Sunday, 25 April 2010

Blue Mountains 2

Fri 23
Last night we went to see the Three Sisters in the dark. These are some famous pointy rocks that form part of an aboriginal story. A father of three girls was the head of his tribe, another tribe was coming to attack them, so in order to protect his girls he turned them to stone; unfortunately the father was killed and noone else knew how to turn the girls back and so they are still rocks. They are lit up and look quite spectacular.
In the morning we went to visit 'Scenic World', this is a company that bought up the site of an old coal mine. When the mine was still in use people used to pay the miners to use their coal truck which pulled the coal up a 45 degree (average) slope to the top of the cliff on a railway track; this company bought up the mine area when it closed and updated the the railway carriages to transport people in a little more safety and comfort. The ride down is a little scary; the average slope is 45 degrees but it doesn't start out that steep and then you seem to drop over a vertical edge; the carriages are held by a single wire and even at the bottom you are still on a wooden, rickety platform still about 20ft above the fern forest below. In the valley a boardwalk has been built through the bush so that the numbers of people who visit do not damage the area, it also means that instead of walking at ground level you are walking up in the leafy area and it all looks so different from that height. We were lucky enough to spot a couple of Lyre birds scratching in the undergrowth below the boardwalk. At the end of the walk we went back up the cliff in a cable car which gave fantastic views across the valley below.
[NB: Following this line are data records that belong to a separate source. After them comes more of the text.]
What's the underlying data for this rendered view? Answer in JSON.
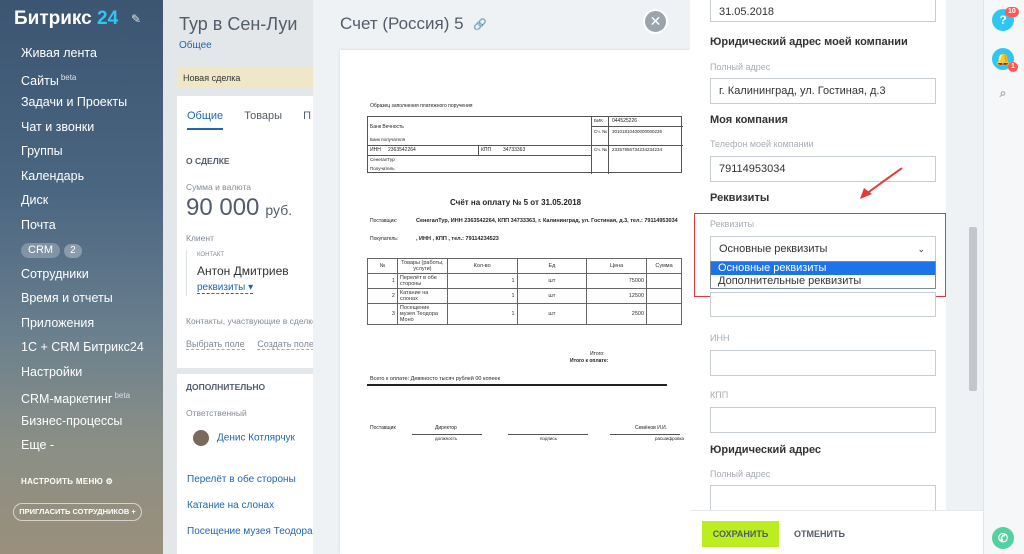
{
  "sidebar": {
    "logo_text": "Битрикс",
    "logo_num": "24",
    "items": [
      {
        "label": "Живая лента"
      },
      {
        "label": "Сайты",
        "sup": "beta"
      },
      {
        "label": "Задачи и Проекты"
      },
      {
        "label": "Чат и звонки"
      },
      {
        "label": "Группы"
      },
      {
        "label": "Календарь"
      },
      {
        "label": "Диск"
      },
      {
        "label": "Почта"
      },
      {
        "label": "CRM",
        "count": "2"
      },
      {
        "label": "Сотрудники"
      },
      {
        "label": "Время и отчеты"
      },
      {
        "label": "Приложения"
      },
      {
        "label": "1С + CRM Битрикс24"
      },
      {
        "label": "Настройки"
      },
      {
        "label": "CRM-маркетинг",
        "sup": "beta"
      },
      {
        "label": "Бизнес-процессы"
      },
      {
        "label": "Еще -"
      }
    ],
    "config_menu": "НАСТРОИТЬ МЕНЮ",
    "invite": "ПРИГЛАСИТЬ СОТРУДНИКОВ"
  },
  "deal": {
    "title": "Тур в Сен-Луи",
    "subtitle": "Общее",
    "stage": "Новая сделка",
    "tabs": [
      "Общие",
      "Товары",
      "П"
    ],
    "about_head": "О СДЕЛКЕ",
    "amount_label": "Сумма и валюта",
    "amount": "90 000",
    "currency": "руб.",
    "client_label": "Клиент",
    "contact_label": "КОНТАКТ",
    "client_name": "Антон Дмитриев",
    "client_req": "реквизиты",
    "participants": "Контакты, участвующие в сделке",
    "select_field": "Выбрать поле",
    "create_field": "Создать поле",
    "extra_head": "ДОПОЛНИТЕЛЬНО",
    "responsible_label": "Ответственный",
    "responsible": "Денис Котлярчук",
    "products": [
      "Перелёт в обе стороны",
      "Катание на слонах",
      "Посещение музея Теодора М"
    ]
  },
  "invoice": {
    "title": "Счет (Россия) 5",
    "doc": {
      "sample": "Образец заполнения платежного поручения",
      "bank": "Банк Вечность",
      "bank_recipient": "Банк получателя",
      "bik_label": "БИК",
      "bik": "044525226",
      "sch_label": "Сч. №",
      "acc1": "30101810400000000226",
      "inn_label": "ИНН",
      "inn": "2363542264",
      "kpp_label": "КПП",
      "kpp": "34733363",
      "acc2": "23357856734234234234",
      "company": "СенегалТур",
      "recipient": "Получатель",
      "heading": "Счёт на оплату № 5 от 31.05.2018",
      "supplier_label": "Поставщик:",
      "supplier": "СенегалТур, ИНН 2363542264, КПП 34733363, г. Калининград, ул. Гостиная, д.3, тел.: 79114953034",
      "buyer_label": "Покупатель:",
      "buyer": ", ИНН , КПП , тел.: 79114234523",
      "cols": [
        "№",
        "Товары (работы, услуги)",
        "Кол-во",
        "Ед",
        "Цена",
        "Сумма"
      ],
      "rows": [
        {
          "n": "1",
          "name": "Перелёт в обе стороны",
          "qty": "1",
          "unit": "шт",
          "price": "75000"
        },
        {
          "n": "2",
          "name": "Катание на слонах",
          "qty": "1",
          "unit": "шт",
          "price": "12500"
        },
        {
          "n": "3",
          "name": "Посещение музея Теодора Моно",
          "qty": "1",
          "unit": "шт",
          "price": "2500"
        }
      ],
      "total_label": "Итого:",
      "total_vat": "Итого к оплате:",
      "total_words": "Всего к оплате: Девяносто тысяч рублей 00 копеек",
      "supplier_sign": "Поставщик",
      "director": "Директор",
      "position": "должность",
      "signature": "подпись",
      "name": "Семёнов И.И.",
      "decoding": "расшифровка"
    }
  },
  "form": {
    "date_value": "31.05.2018",
    "company_address_head": "Юридический адрес моей компании",
    "full_address_label": "Полный адрес",
    "full_address_value": "г. Калининград, ул. Гостиная, д.3",
    "my_company_head": "Моя компания",
    "phone_label": "Телефон моей компании",
    "phone_value": "79114953034",
    "requisites_head": "Реквизиты",
    "requisites_label": "Реквизиты",
    "select_value": "Основные реквизиты",
    "options": [
      "Основные реквизиты",
      "Дополнительные реквизиты"
    ],
    "inn_label": "ИНН",
    "kpp_label": "КПП",
    "legal_address_head": "Юридический адрес",
    "legal_full_address_label": "Полный адрес",
    "save": "СОХРАНИТЬ",
    "cancel": "ОТМЕНИТЬ"
  },
  "right_panel": {
    "help_badge": "10",
    "bell_badge": "1"
  },
  "colors": {
    "accent": "#2067b0",
    "save_button": "#bbed21",
    "highlight": "#e53935",
    "selected_option": "#1e73e8"
  }
}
We then drove on a bit to the North West and stopped in the town of Blackheath. Here there is access to the North part of the Blue Mountains National Park and though it looks very similar to the Southern part the cliffs seem to have a different 'glow' in the sunshine! We took a small walk around the cliff top and then went to find a motel (we needed to find accomodation early as this weekend is Anzac weekend), we found one on the edge of town and unloaded our gear before driving the 50km to the Jenolan Caves. Fabulous limestone caves, the one we went through was the first in the world to ever be lit by electric light just a year after the electric light was invented. It also still has a working long life light bulb that was installed in 1953! Afterwards our guide told us that if we went down to the lake it was about the right time (5:30pm and light fading fast) to see a platypus (if we were lucky). Celso spotted the beak of one and we all saw lots of splashing but it disappeared under a rock and then up a drainage tunnel and we didn't get another glimpse. Now I really, really want to see one - we decided to return another day to try and get another look.
Sat 24
Tristan was given his longed for lie in (he's a real teenager now!) and we didn't leave the motel until after 11am. We made our way to Lithgow and then after a brief stop for directions and a map we made our way out to the Glowworm Tunnel. This involved a 30km drive along a graded dirt road through first gum trees, then harvested pine forest, then protected pine and then protected virgin bush to a part of an abandoned railway track that has been saved and now serves as a walking track. We decided to do a 3hr round trip that followed the railway through a tunnel now inhabited by glowworms (hence the name) and then down and round the edge of the mountain, returning back to near the tunnel via an old coach track. We had been told that we were likely to see Koalas out here but we didn't spot one. Probably they were out there but we just didn't spot them, in fact we saw very few signs of life at all. A male Lyre bird, a tiny skink, a blue tongued skink, some butterflies and, right near the end of our walk as the sky clouded over and it started to get quite dark, some black cockatoos and other birds.
As we returned to the car the skies opened and the rain pelted down. It meant that our drive back was less dusty but a little more hazardous on the dirt road as it makes the surface very slippy. We spotted 5 or 6 kangaroos on our journey; so different from seeing them in captivity because they were bounding along; so graceful, so easy.
We had a pub supper and then rented a video 'District 9' - violent but so original, about refugee aliens told in a documentary style, worth a watch.
Sun 25th (Anzac day)
Held up briefly by the marching veterans, we made our way to Oberon and found a motel, did laundry, wrote emails and then went back to Jenolan Caves. We went and toured a cave and then went to sit out by the platypus lake. Wrong day... too many people here making too much noise, so much for public holidays, we didn't see a thing in the 90 mins we waited about. Our only view of wildlife today was the sad sight of a dead Kangaroo and a dead Wombat on the road.